OG: I don't believe postmodernism can last, because it is essentially negative. You couldn't build a family, sustain a university, or run a country on postmodern ideas for very long. Let me suggest an example.
At the moment, one of the Christian claims that seems embarrassing is the claim to truth. If you claim anything close to absolute truth on a modern campus, you are seen as Neanderthal, obscene, politically incorrect. A kind of "brave new world" feeling is prevalent, in which people are saying that truth is dead, following Nietzsche's thought-and that if truth is dead, then knowledge is simply power. The underlying idea is that if you simply understand the gender, race, or class of the person who makes the claim to truth, you will then discover the real bid, which is the bid for power. Everything is reduced to the role of power.
At first that sounds very brave, as you unmask and demystify. But it is an absolute myth. When all is said and done, if knowledge is only power, and if truth is dead, then everything is left to manipulation.
Many people are starting to recognize this problem. For example, how many western liberals admire Vaclav Havel and his role in the Czech revolution? The Czech revolution maxim was, "Truth prevails for those who live in truth." That's actually very close to the scriptures. Havel's point was that in facing a Marxist regime-an empire built on lies-there were only two ways to overcome it. One was by being strong, which, of course, the dissidents weren't. The other way was to live in truth: "Truth prevails to those who live in truth."
What fascinates me is the vast number of western liberals who admire that thought deeply-and rightly so-but who don't have a view of truth upon which they could do the same thing. And if you follow that line of argument around, you come back to Jesus' words: "You will know the truth, and the truth will set you free."
Whether it happens on the level of interpersonal relationships, or in the realm of grand political things, people are casually giving up truth today with the "brave new idea" that knowledge is power and truth is dead. And, ironically, what looks like a great embarrassment-the Christian claim to truth-is actually one of our great trump cards. I think it soon will be seen to be so.
OG: Marxism, for all its tyranny and technology, lasted only seventy-four years. That is a mere blinking of the eye in terms of history. Modern choice and change are coming so fast that the shelf-life of idols is very brief. I don't think postmodernism will be around in ten years' time.
MHR: At present, is the church making a mistake by trying to understand the gospel's relevance to postmodernism?
OG: No. You must understand that the gospel has relevance to everything while it's in vogue. But those who try to adapt too much will be washed up when the next thing comes along.
For two hundred years, that has been the mistake of liberalism-following Frederich Schleiermacher-in trying to reach a culture that despises the gospel. Liberals have joined the culture and stayed there.

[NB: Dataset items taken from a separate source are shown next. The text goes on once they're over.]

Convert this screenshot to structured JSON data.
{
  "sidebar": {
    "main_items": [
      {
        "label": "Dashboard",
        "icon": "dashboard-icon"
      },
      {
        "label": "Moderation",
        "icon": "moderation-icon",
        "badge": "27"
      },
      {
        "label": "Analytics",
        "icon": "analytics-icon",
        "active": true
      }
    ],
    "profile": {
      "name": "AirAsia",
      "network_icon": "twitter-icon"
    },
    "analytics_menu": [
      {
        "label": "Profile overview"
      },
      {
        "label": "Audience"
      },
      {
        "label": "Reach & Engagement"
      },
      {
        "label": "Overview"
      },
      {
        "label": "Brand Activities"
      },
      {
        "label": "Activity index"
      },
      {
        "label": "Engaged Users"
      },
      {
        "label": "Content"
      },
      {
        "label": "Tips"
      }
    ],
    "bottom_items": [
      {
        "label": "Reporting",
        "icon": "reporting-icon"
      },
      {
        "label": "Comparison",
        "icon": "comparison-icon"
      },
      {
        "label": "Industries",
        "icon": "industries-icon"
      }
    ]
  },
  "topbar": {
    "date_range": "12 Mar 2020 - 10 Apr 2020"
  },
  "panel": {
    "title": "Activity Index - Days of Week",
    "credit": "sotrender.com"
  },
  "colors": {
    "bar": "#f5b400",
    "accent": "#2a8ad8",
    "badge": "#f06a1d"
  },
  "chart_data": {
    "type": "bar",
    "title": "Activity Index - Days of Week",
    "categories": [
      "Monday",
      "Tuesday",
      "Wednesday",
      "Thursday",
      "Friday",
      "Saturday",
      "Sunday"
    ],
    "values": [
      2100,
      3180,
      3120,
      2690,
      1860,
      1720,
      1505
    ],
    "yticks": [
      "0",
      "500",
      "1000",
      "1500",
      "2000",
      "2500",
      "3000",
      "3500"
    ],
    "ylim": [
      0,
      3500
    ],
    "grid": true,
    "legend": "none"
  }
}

Today, there is a near equivalent within evangelicalism, in the name of reaching the unchurched for the sake of relevance. The trouble is that the church often has adapted too much. Much of evangelicalism is every bit as liberal as liberalism. One could easily make the argument that evangelicalism is the worldliest tradition of the modern church.
I know liberals who describe themselves as chastened liberals. They chased every idea in the sixties, whether the idea was politics, therapy, or whatever. And they adapted the gospel to every one of those and sold out. Today they are amazed not that they were chastened by all those events, but that they see evangelicals doing the same things in the nineties.